Benjamin was the youngest of Jacob's sons. The baby of the family either gets spoiled as a darling or a show-off, or has a lot to prove and measure up to, being the last of the children. He also lost his mother at childbirth (a blow). I don't have the numbers in front of me, but wasn't Benjamin the smallest or smaller of the tribes in numbers as well as they had a smaller plot of land? Perhaps sometimes the tribe of Benjaminites had to fight for what they wanted. So here came the big problem when a few men within the boundaries of Benjamin, gang-raped a man's concubine.

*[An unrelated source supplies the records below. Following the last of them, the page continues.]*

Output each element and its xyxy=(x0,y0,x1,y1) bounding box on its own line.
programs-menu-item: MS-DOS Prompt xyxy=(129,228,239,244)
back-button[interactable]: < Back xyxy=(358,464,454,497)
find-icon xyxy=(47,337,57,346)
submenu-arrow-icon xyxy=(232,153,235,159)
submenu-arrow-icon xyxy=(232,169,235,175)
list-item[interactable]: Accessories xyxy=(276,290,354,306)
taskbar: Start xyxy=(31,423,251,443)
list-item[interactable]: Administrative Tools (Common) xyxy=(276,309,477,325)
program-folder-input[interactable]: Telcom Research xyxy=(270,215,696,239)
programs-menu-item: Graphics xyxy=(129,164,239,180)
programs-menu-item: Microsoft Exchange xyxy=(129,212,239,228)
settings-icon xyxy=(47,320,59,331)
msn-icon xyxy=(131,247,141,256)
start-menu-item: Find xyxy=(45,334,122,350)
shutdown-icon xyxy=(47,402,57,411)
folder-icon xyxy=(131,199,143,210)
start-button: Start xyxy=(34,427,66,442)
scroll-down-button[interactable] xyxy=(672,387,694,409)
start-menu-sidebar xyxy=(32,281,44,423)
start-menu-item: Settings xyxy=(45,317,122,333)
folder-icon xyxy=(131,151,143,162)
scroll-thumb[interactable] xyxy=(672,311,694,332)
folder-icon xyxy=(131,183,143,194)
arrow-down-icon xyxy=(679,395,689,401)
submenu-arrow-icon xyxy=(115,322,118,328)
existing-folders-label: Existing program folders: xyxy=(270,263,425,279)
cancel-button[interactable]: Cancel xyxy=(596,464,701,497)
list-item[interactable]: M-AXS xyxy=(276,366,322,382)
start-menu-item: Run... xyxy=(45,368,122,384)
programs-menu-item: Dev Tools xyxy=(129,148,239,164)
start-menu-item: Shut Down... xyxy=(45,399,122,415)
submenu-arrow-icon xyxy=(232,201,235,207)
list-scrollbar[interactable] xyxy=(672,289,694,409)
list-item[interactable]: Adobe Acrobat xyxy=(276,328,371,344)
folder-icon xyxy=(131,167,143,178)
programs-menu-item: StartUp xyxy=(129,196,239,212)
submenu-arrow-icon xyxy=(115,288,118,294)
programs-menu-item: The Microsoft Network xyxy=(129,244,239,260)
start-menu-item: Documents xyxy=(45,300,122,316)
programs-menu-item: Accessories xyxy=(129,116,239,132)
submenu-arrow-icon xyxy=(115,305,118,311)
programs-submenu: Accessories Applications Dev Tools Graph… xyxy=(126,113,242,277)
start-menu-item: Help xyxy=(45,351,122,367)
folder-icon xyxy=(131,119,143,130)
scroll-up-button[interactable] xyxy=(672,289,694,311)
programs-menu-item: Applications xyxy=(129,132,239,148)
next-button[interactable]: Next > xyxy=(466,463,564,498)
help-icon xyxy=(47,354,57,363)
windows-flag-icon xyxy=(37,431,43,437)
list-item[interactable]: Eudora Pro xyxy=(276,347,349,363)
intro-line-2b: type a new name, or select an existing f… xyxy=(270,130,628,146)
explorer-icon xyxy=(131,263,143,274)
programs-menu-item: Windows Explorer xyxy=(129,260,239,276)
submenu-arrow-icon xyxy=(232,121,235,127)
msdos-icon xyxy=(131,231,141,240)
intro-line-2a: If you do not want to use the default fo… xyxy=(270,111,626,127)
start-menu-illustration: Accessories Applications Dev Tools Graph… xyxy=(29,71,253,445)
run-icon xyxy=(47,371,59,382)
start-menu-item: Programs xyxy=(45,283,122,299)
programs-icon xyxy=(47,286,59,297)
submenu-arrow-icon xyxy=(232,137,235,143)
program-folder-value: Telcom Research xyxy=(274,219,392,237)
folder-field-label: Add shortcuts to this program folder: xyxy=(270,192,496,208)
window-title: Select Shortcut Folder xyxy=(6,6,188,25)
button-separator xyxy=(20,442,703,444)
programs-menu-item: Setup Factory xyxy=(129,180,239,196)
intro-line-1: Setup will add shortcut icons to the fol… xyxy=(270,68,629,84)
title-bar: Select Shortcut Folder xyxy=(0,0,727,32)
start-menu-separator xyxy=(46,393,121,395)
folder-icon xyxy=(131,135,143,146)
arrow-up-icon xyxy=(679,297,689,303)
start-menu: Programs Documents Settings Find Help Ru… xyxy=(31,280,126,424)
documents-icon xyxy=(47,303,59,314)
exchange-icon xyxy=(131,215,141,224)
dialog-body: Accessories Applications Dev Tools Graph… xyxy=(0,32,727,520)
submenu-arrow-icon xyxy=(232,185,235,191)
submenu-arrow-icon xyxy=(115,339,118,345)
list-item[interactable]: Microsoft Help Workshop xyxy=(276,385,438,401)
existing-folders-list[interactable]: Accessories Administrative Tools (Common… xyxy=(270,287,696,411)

The people of Benjamin didn't want to bring the perpetrator to justice when all the other tribes were breathing down their throat, they'd rather fight their way out to prove a point of demanding some respect for their own affairs (-?-). Most of the men were decimated by that national fiasco, but 600 of the Benjaminite men got to marry young women from the other tribes.

To their credit, in the last days I do believe that Benjamin is a bridge between the tribes of Judah (and his brethren), and Ephraim (and his brethren)...just as their geography was: Sandwiched between Judah and Ephraim in the tribal lands. The Testament of the Twelve Patriarchs indicated that Benjamin's descendants will have developed charity (charitable acts and compassion) for others. Perhaps that was borne out of suffering (Ben-Oni, his first name given by his dying mother).